This causes serious health problems to the infants and the mothers must provide them with a zinc-containing supplement; the researchers have developed a simple genetic test to identify mutations in the gene, which will allow pre-pregnancy screening
Technion researchers headed by Prof. Yehuda G. Assaraf and the doctoral student Inbal Lasry of the Faculty of Biology, in collaboration with researchers from the Sheba Medical Center, have identified and characterized a mutation in breastfeeding mothers which leads to zinc-deficient milk and could in turn cause serious health problems in exclusively breastfed Infants. These findings were published in the scientific Journal of Biological Chemistry and have garnered substantial interest, as breast milk is perceived as always being healthy for the infant.
“Zinc is a mineral which plays an essential role in growth and development processes, including the development of cognitive and motor functions of the brain as well as the proper function of the immune system and the skin. Thus, zinc is a highly essential mineral particularly for infants, as they undergo accelerated growth and development processes”, explains Prof. Assaraf, head of the Fred Wyszkowski Cancer Research Laboratory in the Faculty of Biology at the Technion. “A large number of proteins in our body relies on zinc for their normal function”, adds Prof. Assaraf. Zinc deficiency could lead to rashes and dermatitis that have the appearance of severe burns; it could alos lead to diarrhea, hair loss, loss of appetite, impaired function of the immune system and impaired function of the nervous system”. Thus, for example, zinc deficiency could impede our ability to defend ourselves, through the immune system and the inflammation process, against foreign pathogens such as bacteria, viruses, and parasites.
The research was conducted in collaboration with a team from the Edmond and Lily Safra Children’s Hospital in the Sheba Medical Center, headed by Dr. Yair Anikster, Director of the Pediatric Metabolic Diseases Unit. The research began with the referral, by Soroka University Medical Center and Bikur-Holim Hospital, of two infants from two different Israeli families who suffered, among others, from an especially severe rash which has the appearance of a severe burn. Blood tests and breast milk analysis led to the hypothesis that the illness is due to zinc deficiency, and this in turn led the researchers to examine the sequence of the ZnT-2 gene. The importance of the ZnT-2 transporter is critical during the breastfeeding period because it acts as a transporter which delivers zinc from the mother’s blood to the breast milk on which the infant feeds. The researchers identified in the mothers, a specific mutation in the ZnT-2 gene in a highly evolutionarily conserved region, that appeared essential for the preservation of the proper structure and function of this zinc transporter protein. “We have discovered that the mutation in the ZnT-2 zinc transporter disrupts its activity, and this consequently prevents the transport of zinc to the breast milk. As a result, an infant who is exclusively breastfed and who does not receive any food supplement does not receive the appropriate zinc levels, which in turn leads to disease”, explains Prof. Assaraf. This part of the research was conducted in collaboration with Prof. Shannon L. Kelleher of Pennsylvania State University, USA.
“Every gene has two genetic components known as alleles – one originates from the father and the other from the mother. In the present disease – one of the two alleles was defective. Supposedly, the second, healthy allele, being entirely normal, should have protected the infant from this defect”, explains Prof.
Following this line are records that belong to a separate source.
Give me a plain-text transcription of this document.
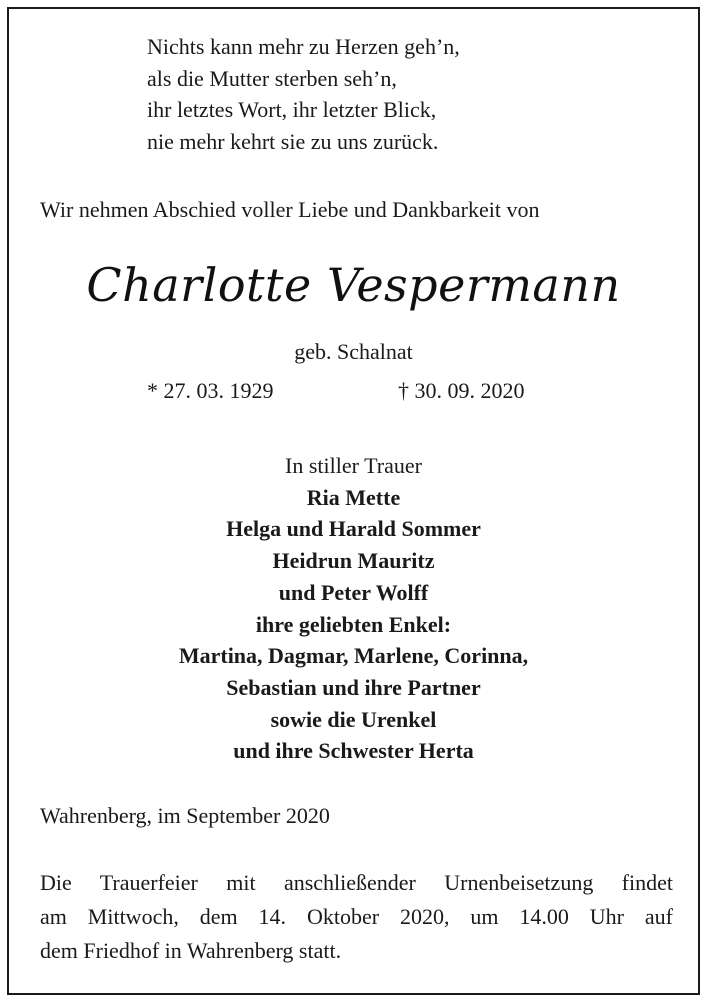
Nichts kann mehr zu Herzen geh’n,
als die Mutter sterben seh’n,
ihr letztes Wort, ihr letzter Blick,
nie mehr kehrt sie zu uns zurück.
Wir nehmen Abschied voller Liebe und Dankbarkeit von
Charlotte Vespermann
geb. Schalnat
* 27. 03. 1929	† 30. 09. 2020
In stiller Trauer
Ria Mette
Helga und Harald Sommer
Heidrun Mauritz
und Peter Wolff
ihre geliebten Enkel:
Martina, Dagmar, Marlene, Corinna,
Sebastian und ihre Partner
sowie die Urenkel
und ihre Schwester Herta
Wahrenberg, im September 2020
Die Trauerfeier mit anschließender Urnenbeisetzung findet
am Mittwoch, dem 14. Oktober 2020, um 14.00 Uhr auf
dem Friedhof in Wahrenberg statt.
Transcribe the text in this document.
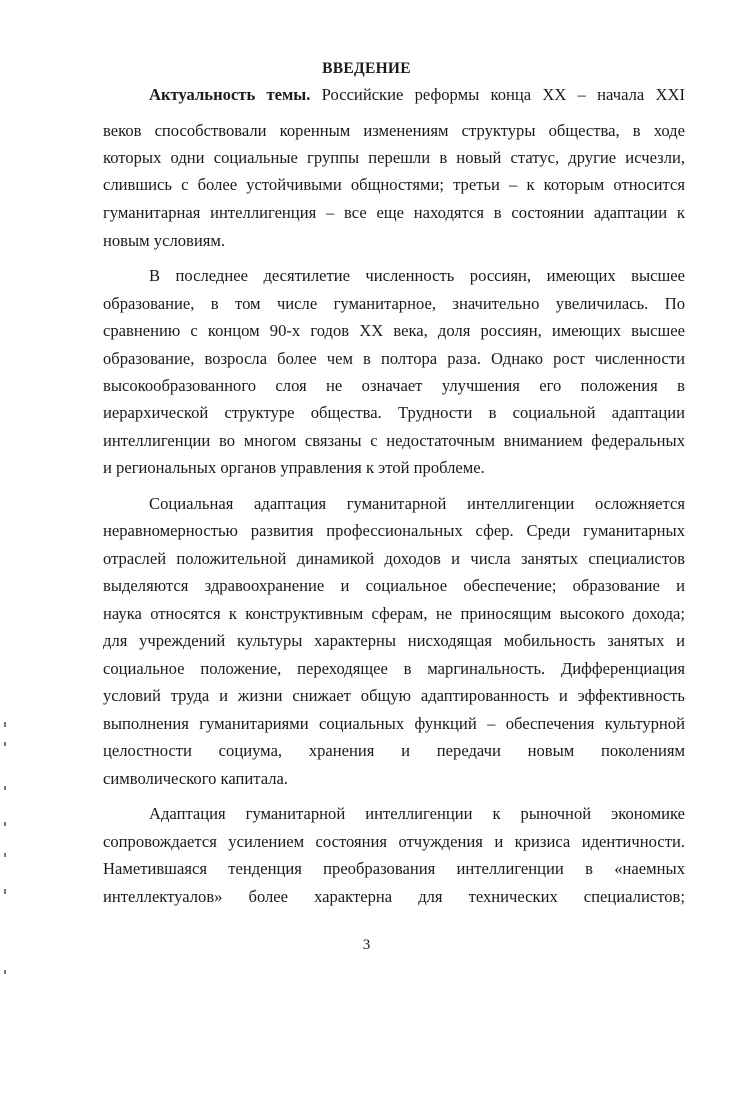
ВВЕДЕНИЕ

Актуальность темы. Российские реформы конца XX – начала XXI

веков способствовали коренным изменениям структуры общества, в ходе

которых одни социальные группы перешли в новый статус, другие исчезли,

слившись с более устойчивыми общностями; третьи – к которым относится

гуманитарная интеллигенция – все еще находятся в состоянии адаптации к

новым условиям.

В последнее десятилетие численность россиян, имеющих высшее

образование, в том числе гуманитарное, значительно увеличилась. По

сравнению с концом 90-х годов XX века, доля россиян, имеющих высшее

образование, возросла более чем в полтора раза. Однако рост численности

высокообразованного слоя не означает улучшения его положения в

иерархической структуре общества. Трудности в социальной адаптации

интеллигенции во многом связаны с недостаточным вниманием федеральных

и региональных органов управления к этой проблеме.

Социальная адаптация гуманитарной интеллигенции осложняется

неравномерностью развития профессиональных сфер. Среди гуманитарных

отраслей положительной динамикой доходов и числа занятых специалистов

выделяются здравоохранение и социальное обеспечение; образование и

наука относятся к конструктивным сферам, не приносящим высокого дохода;

для учреждений культуры характерны нисходящая мобильность занятых и

социальное положение, переходящее в маргинальность. Дифференциация

условий труда и жизни снижает общую адаптированность и эффективность

выполнения гуманитариями социальных функций – обеспечения культурной

целостности социума, хранения и передачи новым поколениям

символического капитала.

Адаптация гуманитарной интеллигенции к рыночной экономике

сопровождается усилением состояния отчуждения и кризиса идентичности.

Наметившаяся тенденция преобразования интеллигенции в «наемных

интеллектуалов» более характерна для технических специалистов;

3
Assaraf. The Technion researchers have found an answer to this scientific-medical dilemma: the current research made the discovery that the ZnT-2 zinc transporter operates as a couple known as a dimer, namely: two identical ZnT-2 proteins couple to create the mature, active zinc transporter which transfers zinc from the mother’s blood to the breast milk. Therefore, if one of these proteins is impaired – the zinc transporter becomes inactive. That is, even a single mutation, either in the paternal allele or in the maternal one, is sufficient to shut the zinc transporter down, a phenomenon known in the scientific language as a dominant negative effect.
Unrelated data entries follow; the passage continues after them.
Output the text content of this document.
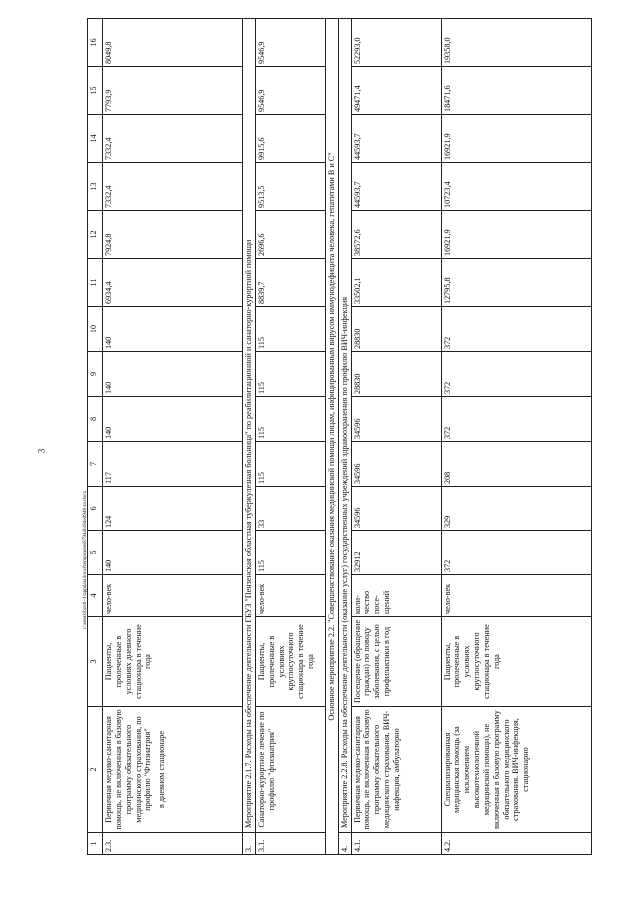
3
c:\users\bzotl~1\appdata\local\temp\notes87944b\94ed946-ra.docx
1	2	3	4	5	6	7	8	9	10	11	12	13	14	15	16
2.3.	Первичная медико-санитарная помощь, не включенная в базовую программу обязательного медицинского страхования, по профилю "Фтизиатрия" в дневном стационаре	Пациенты, пролеченные в условиях дневного стационара в течение года	чело-век	140	124	117	140	140	140	6934,4	7924,8	7332,4	7332,4	7793,9	8049,8
3.	Мероприятие 2.1.7. Расходы на обеспечение деятельности ГБУЗ "Пензенская областная туберкулезная больница" по реабилитационной и санаторно-курортной помощи														
3.1.	Санаторно-курортное лечение по профилю "фтизиатрия"	Пациенты, пролеченные в условиях круглосуточного стационара в течение года	чело-век	115	33	115	115	115	115	8839,7	2696,6	9513,5	9915,6	9546,9	9546,9
Основное мероприятие 2.2. "Совершенствование оказания медицинской помощи лицам, инфицированным вирусом иммунодефицита человека, гепатитами В и С"															
4.	Мероприятие 2.2.8. Расходы на обеспечение деятельности (оказание услуг) государственных учреждений здравоохранения по профилю ВИЧ-инфекция														
4.1.	Первичная медико-санитарная помощь, не включенная в базовую программу обязательного медицинского страхования. ВИЧ-инфекция, амбулаторно	Посещение (обращение граждан) по поводу заболевания, с целью профилактики в год	коли-чество посе-щений	32912	34596	34596	34596	28830	28830	33502,1	38572,6	44593,7	44593,7	49471,4	52293,0
4.2.	Специализированная медицинская помощь (за исключением высокотехнологичной медицинской помощи), не включенная в базовую программу обязательного медицинского страхования. ВИЧ-инфекция, стационарно	Пациенты, пролеченные в условиях круглосуточного стационара в течение года	чело-век	372	329	208	372	372	372	12795,8	16921,9	10723,4	16921,9	18471,6	19358,0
This discovery paves the way for pre-pregnancy genetic screening in women, toward providing them with genetic counseling to clarify to those of them who harbors the defective gene that while they are breastfeeding, they will have to provide their baby with a zinc-containing food supplement, in order to avoid health problems to the infant. Among others, the researchers are currently examining the prevalence of the mutations in the ZnT-2 gene.